Whether you deploy Team Foundation Server in a workgroup or a domain, you must comply with certain constraints imposed by the requirements of Team Foundation Server itself. For more information about topologies for Team Foundation Server, see A Simple Team Foundation Server Topology, A Moderate Team Foundation Server Topology, A Complex Team Foundation Server Topology, Understanding Windows SharePoint Services, and Understanding SQL Server and SQL Server Reporting Services.

Authentication

Security for Team Foundation Server is integrated with and relies on Windows integrated authentication and the security features of the Windows operating system. You can use Windows integrated authentication to authenticate accounts for connections between Team Foundation clients and TFS, for Web services on the servers that host the logical application and data tiers, and for connections between application-tier and data-tier servers themselves.

NoteNote

You can configure TFS to support Kerberos for mutual authentication of both the client and the server after you install TFS.
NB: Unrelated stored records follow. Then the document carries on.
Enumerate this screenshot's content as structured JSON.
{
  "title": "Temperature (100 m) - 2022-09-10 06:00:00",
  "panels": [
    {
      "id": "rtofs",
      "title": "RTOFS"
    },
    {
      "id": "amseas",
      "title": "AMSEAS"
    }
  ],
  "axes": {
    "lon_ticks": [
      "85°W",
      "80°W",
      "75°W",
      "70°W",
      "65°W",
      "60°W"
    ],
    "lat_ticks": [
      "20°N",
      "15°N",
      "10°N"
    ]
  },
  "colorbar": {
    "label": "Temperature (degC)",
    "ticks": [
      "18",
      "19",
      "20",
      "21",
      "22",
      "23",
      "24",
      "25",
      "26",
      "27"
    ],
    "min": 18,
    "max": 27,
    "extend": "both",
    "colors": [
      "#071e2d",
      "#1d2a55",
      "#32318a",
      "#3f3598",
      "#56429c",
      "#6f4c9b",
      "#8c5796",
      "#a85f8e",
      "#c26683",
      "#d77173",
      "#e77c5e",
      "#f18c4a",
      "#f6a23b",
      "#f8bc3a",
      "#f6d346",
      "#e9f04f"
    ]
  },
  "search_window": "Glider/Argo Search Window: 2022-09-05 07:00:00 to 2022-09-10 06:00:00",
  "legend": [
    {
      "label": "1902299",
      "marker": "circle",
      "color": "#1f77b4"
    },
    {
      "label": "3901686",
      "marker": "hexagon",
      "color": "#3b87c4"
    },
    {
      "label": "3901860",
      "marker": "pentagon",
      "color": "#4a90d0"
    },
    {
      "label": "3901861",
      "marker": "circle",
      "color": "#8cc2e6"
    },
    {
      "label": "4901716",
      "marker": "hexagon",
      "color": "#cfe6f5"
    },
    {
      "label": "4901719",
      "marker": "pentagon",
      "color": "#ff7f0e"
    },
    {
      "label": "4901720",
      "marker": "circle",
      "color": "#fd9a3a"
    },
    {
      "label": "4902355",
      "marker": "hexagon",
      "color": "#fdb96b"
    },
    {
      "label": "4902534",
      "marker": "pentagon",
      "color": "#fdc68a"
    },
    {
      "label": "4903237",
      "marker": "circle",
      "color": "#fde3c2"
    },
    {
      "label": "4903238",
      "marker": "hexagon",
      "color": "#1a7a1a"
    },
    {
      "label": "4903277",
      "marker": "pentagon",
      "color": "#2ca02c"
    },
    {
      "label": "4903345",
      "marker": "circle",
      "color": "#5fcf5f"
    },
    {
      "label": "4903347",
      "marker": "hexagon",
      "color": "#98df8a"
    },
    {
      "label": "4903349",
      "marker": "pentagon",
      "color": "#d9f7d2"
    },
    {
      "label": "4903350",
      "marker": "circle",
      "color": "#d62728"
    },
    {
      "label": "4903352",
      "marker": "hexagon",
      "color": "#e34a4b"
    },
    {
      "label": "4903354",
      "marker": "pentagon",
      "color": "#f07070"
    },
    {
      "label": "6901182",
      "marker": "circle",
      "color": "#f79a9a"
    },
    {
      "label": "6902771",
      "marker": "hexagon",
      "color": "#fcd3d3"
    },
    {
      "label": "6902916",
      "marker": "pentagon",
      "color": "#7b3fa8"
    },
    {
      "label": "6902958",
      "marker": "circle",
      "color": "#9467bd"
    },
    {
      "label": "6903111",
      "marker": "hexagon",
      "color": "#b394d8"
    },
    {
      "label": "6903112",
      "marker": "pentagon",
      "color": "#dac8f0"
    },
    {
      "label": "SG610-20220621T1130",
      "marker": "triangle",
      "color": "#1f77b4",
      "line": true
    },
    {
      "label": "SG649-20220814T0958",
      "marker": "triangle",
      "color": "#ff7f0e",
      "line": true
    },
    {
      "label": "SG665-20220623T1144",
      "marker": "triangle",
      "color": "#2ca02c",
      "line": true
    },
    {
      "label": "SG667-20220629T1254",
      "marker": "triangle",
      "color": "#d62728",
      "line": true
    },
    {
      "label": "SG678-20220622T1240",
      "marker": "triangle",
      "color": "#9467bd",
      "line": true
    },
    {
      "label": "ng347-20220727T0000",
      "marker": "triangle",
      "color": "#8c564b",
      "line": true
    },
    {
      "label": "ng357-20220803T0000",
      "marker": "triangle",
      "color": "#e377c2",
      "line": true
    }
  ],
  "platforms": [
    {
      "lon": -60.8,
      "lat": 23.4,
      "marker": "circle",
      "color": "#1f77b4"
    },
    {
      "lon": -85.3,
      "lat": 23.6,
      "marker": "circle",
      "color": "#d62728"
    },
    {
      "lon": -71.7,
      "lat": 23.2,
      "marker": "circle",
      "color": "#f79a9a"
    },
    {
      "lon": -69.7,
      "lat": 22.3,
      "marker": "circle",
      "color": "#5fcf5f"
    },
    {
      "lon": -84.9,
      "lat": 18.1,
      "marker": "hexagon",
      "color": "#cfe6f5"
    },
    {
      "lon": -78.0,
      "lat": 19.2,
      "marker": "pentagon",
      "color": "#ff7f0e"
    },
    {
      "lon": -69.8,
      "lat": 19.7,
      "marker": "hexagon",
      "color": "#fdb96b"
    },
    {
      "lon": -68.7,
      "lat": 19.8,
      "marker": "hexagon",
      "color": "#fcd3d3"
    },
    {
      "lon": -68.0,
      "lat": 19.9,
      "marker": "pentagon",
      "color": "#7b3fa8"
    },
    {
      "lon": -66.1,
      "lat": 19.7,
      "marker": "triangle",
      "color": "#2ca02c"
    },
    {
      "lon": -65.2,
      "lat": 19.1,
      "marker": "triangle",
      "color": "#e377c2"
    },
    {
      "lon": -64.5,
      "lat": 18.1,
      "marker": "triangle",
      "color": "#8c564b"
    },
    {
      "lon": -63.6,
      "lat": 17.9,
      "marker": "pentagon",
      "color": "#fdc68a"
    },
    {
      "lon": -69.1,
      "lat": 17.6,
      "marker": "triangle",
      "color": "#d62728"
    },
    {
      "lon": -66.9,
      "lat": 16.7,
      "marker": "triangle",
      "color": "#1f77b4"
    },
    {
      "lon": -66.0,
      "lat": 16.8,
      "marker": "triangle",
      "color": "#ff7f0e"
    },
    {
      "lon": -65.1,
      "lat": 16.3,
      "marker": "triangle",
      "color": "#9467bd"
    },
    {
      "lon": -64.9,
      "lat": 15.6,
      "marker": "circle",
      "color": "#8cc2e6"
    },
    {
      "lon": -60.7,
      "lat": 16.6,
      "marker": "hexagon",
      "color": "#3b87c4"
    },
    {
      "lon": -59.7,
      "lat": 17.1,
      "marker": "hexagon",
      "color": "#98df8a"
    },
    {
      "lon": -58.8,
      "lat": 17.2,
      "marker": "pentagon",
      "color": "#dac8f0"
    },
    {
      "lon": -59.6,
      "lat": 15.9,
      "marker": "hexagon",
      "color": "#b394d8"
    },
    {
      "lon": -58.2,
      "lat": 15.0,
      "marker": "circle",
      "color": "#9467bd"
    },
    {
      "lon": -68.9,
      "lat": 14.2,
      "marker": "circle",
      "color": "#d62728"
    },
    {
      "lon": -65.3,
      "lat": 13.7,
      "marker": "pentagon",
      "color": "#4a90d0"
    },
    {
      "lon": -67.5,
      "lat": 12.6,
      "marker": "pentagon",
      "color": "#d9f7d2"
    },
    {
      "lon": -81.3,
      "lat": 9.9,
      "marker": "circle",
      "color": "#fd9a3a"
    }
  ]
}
You should not configure any SQL Server database connections between Team Foundation Server and SharePoint Products to use SQL Server Authentication because it is not as secure as Windows authentication. When you connect to the database, the user name and the password for the database administrator account are sent in an unencrypted format. Windows integrated authentication does not send the user name and password. Instead, it uses Windows integrated authentication security protocols to transfer service account identity information that is associated with the host Internet Information Services (IIS) application pool to SQL Server.

Authorization

Team Foundation Server authorization is based on users and groups in Team Foundation, the permissions that are assigned directly to both those users and groups, and permissions that those users and groups might inherit by belonging to other groups in Team Foundation Server. Users and groups in Team Foundation can be local users or groups, Active Directory users and groups, or both.
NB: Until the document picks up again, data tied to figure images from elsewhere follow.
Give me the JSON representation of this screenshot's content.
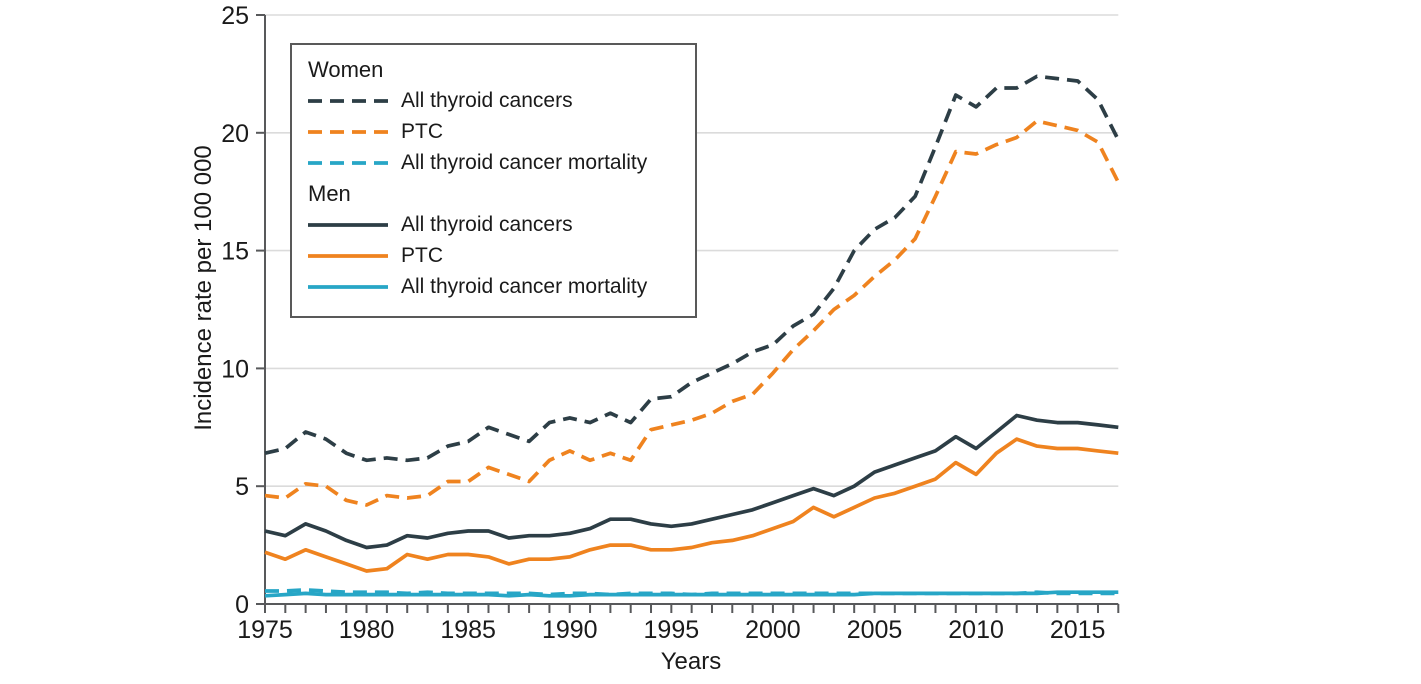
{
  "figure": {
    "background_color": "#FFFFFF",
    "text_color": "#1A1A1A",
    "axis_color": "#58595B",
    "gridline_color": "#DBDBDB"
  },
  "chart_data": {
    "type": "line",
    "title": "",
    "xlabel": "Years",
    "ylabel": "Incidence rate per 100 000",
    "x_start": 1975,
    "x_end": 2017,
    "x_tick_interval": 1,
    "x_tick_labels": [
      1975,
      1980,
      1985,
      1990,
      1995,
      2000,
      2005,
      2010,
      2015
    ],
    "ylim": [
      0,
      25
    ],
    "y_ticks": [
      0,
      5,
      10,
      15,
      20,
      25
    ],
    "grid": "horizontal-light",
    "legend_position": "inside-top-left",
    "colors": {
      "all_thyroid_cancers": "#2D3E46",
      "ptc": "#EF831F",
      "mortality": "#27A6C6"
    },
    "years": [
      1975,
      1976,
      1977,
      1978,
      1979,
      1980,
      1981,
      1982,
      1983,
      1984,
      1985,
      1986,
      1987,
      1988,
      1989,
      1990,
      1991,
      1992,
      1993,
      1994,
      1995,
      1996,
      1997,
      1998,
      1999,
      2000,
      2001,
      2002,
      2003,
      2004,
      2005,
      2006,
      2007,
      2008,
      2009,
      2010,
      2011,
      2012,
      2013,
      2014,
      2015,
      2016,
      2017
    ],
    "series": [
      {
        "group": "Women",
        "label": "All thyroid cancers",
        "style": "dashed",
        "color": "#2D3E46",
        "values": [
          6.4,
          6.6,
          7.3,
          7.0,
          6.4,
          6.1,
          6.2,
          6.1,
          6.2,
          6.7,
          6.9,
          7.5,
          7.2,
          6.9,
          7.7,
          7.9,
          7.7,
          8.1,
          7.7,
          8.7,
          8.8,
          9.4,
          9.8,
          10.2,
          10.7,
          11.0,
          11.8,
          12.3,
          13.4,
          15.0,
          15.9,
          16.4,
          17.3,
          19.4,
          21.6,
          21.1,
          21.9,
          21.9,
          22.4,
          22.3,
          22.2,
          21.4,
          19.7
        ]
      },
      {
        "group": "Women",
        "label": "PTC",
        "style": "dashed",
        "color": "#EF831F",
        "values": [
          4.6,
          4.5,
          5.1,
          5.0,
          4.4,
          4.2,
          4.6,
          4.5,
          4.6,
          5.2,
          5.2,
          5.8,
          5.5,
          5.2,
          6.1,
          6.5,
          6.1,
          6.4,
          6.1,
          7.4,
          7.6,
          7.8,
          8.1,
          8.6,
          8.9,
          9.8,
          10.8,
          11.6,
          12.5,
          13.1,
          13.9,
          14.6,
          15.5,
          17.3,
          19.2,
          19.1,
          19.5,
          19.8,
          20.5,
          20.3,
          20.1,
          19.6,
          17.9
        ]
      },
      {
        "group": "Women",
        "label": "All thyroid cancer mortality",
        "style": "dashed",
        "color": "#27A6C6",
        "values": [
          0.55,
          0.55,
          0.6,
          0.55,
          0.5,
          0.5,
          0.5,
          0.45,
          0.5,
          0.45,
          0.45,
          0.45,
          0.45,
          0.45,
          0.4,
          0.45,
          0.45,
          0.4,
          0.45,
          0.45,
          0.45,
          0.4,
          0.45,
          0.45,
          0.45,
          0.45,
          0.45,
          0.45,
          0.45,
          0.45,
          0.45,
          0.45,
          0.45,
          0.45,
          0.45,
          0.45,
          0.45,
          0.45,
          0.5,
          0.45,
          0.45,
          0.45,
          0.45
        ]
      },
      {
        "group": "Men",
        "label": "All thyroid cancers",
        "style": "solid",
        "color": "#2D3E46",
        "values": [
          3.1,
          2.9,
          3.4,
          3.1,
          2.7,
          2.4,
          2.5,
          2.9,
          2.8,
          3.0,
          3.1,
          3.1,
          2.8,
          2.9,
          2.9,
          3.0,
          3.2,
          3.6,
          3.6,
          3.4,
          3.3,
          3.4,
          3.6,
          3.8,
          4.0,
          4.3,
          4.6,
          4.9,
          4.6,
          5.0,
          5.6,
          5.9,
          6.2,
          6.5,
          7.1,
          6.6,
          7.3,
          8.0,
          7.8,
          7.7,
          7.7,
          7.6,
          7.5
        ]
      },
      {
        "group": "Men",
        "label": "PTC",
        "style": "solid",
        "color": "#EF831F",
        "values": [
          2.2,
          1.9,
          2.3,
          2.0,
          1.7,
          1.4,
          1.5,
          2.1,
          1.9,
          2.1,
          2.1,
          2.0,
          1.7,
          1.9,
          1.9,
          2.0,
          2.3,
          2.5,
          2.5,
          2.3,
          2.3,
          2.4,
          2.6,
          2.7,
          2.9,
          3.2,
          3.5,
          4.1,
          3.7,
          4.1,
          4.5,
          4.7,
          5.0,
          5.3,
          6.0,
          5.5,
          6.4,
          7.0,
          6.7,
          6.6,
          6.6,
          6.5,
          6.4
        ]
      },
      {
        "group": "Men",
        "label": "All thyroid cancer mortality",
        "style": "solid",
        "color": "#27A6C6",
        "values": [
          0.35,
          0.4,
          0.45,
          0.4,
          0.4,
          0.4,
          0.4,
          0.4,
          0.4,
          0.4,
          0.4,
          0.4,
          0.35,
          0.4,
          0.35,
          0.35,
          0.4,
          0.4,
          0.4,
          0.4,
          0.4,
          0.4,
          0.4,
          0.4,
          0.4,
          0.4,
          0.4,
          0.4,
          0.4,
          0.4,
          0.45,
          0.45,
          0.45,
          0.45,
          0.45,
          0.45,
          0.45,
          0.45,
          0.45,
          0.5,
          0.5,
          0.5,
          0.5
        ]
      }
    ],
    "legend": {
      "group_titles": [
        "Women",
        "Men"
      ]
    }
  }
}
Team Foundation Server is preconfigured with default groups at the server, collection, and project level. You can populate these groups by adding individual users. However, you might find management easier if you populate these groups by using Active Directory security groups. By taking this approach, you can manage group membership and permissions more efficiently across multiple computers or applications, such as SharePoint Products and SQL Server.
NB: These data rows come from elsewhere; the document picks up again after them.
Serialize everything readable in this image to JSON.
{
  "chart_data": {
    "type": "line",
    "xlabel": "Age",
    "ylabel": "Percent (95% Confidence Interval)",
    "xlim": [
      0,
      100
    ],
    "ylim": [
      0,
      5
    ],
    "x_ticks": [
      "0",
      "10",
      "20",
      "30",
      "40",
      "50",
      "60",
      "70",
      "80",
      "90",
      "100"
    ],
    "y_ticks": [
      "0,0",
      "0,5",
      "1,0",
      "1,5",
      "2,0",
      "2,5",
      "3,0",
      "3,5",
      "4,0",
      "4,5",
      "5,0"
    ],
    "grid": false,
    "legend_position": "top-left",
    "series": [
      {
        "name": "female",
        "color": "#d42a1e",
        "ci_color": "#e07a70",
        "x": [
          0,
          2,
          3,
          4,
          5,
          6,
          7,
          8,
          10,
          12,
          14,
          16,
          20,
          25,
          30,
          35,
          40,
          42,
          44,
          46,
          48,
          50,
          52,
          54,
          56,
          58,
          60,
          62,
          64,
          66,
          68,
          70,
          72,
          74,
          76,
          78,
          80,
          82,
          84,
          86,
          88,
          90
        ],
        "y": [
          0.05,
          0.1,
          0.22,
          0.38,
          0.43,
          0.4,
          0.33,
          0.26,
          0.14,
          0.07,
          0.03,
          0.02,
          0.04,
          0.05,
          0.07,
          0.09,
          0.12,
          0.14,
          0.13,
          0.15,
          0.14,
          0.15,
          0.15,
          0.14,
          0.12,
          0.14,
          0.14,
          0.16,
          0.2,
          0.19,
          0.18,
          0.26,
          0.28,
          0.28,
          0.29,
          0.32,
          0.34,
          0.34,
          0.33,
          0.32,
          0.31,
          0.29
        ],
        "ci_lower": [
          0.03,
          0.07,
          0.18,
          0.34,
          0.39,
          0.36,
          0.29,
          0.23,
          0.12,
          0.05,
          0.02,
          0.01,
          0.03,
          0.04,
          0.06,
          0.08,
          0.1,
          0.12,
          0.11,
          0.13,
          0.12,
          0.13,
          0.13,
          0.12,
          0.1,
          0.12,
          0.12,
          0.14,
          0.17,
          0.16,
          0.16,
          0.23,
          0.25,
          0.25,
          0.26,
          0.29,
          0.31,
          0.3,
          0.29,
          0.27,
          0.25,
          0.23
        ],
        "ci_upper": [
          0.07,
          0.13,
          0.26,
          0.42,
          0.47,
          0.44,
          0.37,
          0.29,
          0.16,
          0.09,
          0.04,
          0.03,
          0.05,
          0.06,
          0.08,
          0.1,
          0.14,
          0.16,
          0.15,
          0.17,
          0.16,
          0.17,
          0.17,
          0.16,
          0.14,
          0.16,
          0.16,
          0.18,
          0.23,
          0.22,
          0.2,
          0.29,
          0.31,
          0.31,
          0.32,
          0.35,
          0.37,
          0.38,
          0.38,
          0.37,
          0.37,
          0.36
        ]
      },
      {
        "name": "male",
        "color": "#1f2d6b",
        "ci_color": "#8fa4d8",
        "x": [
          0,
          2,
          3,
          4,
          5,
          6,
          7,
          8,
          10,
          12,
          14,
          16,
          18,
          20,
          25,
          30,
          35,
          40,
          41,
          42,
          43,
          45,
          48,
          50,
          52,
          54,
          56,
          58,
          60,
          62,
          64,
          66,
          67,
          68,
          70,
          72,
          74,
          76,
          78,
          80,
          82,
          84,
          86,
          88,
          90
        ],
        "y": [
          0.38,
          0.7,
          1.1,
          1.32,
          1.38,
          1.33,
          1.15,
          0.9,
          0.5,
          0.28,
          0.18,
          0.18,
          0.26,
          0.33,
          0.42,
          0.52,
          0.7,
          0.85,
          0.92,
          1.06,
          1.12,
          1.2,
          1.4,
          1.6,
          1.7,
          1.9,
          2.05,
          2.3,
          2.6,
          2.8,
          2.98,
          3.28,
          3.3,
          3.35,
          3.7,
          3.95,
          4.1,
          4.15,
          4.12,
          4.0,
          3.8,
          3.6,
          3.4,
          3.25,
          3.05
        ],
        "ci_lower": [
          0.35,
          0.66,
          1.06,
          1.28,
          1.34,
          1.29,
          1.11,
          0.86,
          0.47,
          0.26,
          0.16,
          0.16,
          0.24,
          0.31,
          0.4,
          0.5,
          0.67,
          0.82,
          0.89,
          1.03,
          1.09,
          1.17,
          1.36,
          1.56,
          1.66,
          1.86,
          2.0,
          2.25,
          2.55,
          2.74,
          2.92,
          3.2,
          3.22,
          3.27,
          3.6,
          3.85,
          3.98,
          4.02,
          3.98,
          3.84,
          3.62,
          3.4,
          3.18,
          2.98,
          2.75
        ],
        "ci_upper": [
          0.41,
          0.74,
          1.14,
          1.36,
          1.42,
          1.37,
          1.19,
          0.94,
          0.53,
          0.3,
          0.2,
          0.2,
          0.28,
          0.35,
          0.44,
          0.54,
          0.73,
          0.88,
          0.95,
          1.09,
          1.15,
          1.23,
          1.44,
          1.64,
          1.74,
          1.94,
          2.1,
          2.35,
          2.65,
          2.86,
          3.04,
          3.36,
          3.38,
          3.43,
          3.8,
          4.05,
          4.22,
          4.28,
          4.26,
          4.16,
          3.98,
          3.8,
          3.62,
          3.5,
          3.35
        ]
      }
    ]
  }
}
Your specific deployment might require that you configure users, groups, and permissions on multiple computers and within several applications. For example, you must configure permissions for users and groups in Reporting Services, SharePoint Products, and Team Foundation Server if you want to include reports and project portals as part of your deployment. In Team Foundation Server, you can set permissions for each project, for each collection, and across a deployment (at the server level). Additionally, certain permissions are granted by default to any user or group that you add to Team Foundation Server, as that user or group is automatically added to Team Foundation Valid Users. For more information, see

Manage users or groups in TFS.

Besides configuring permissions for authorization in Team Foundation Server, you might need authorization within version control and work items. You manage these permissions separately at a command prompt, but they are integrated as part of the interface for Team Explorer.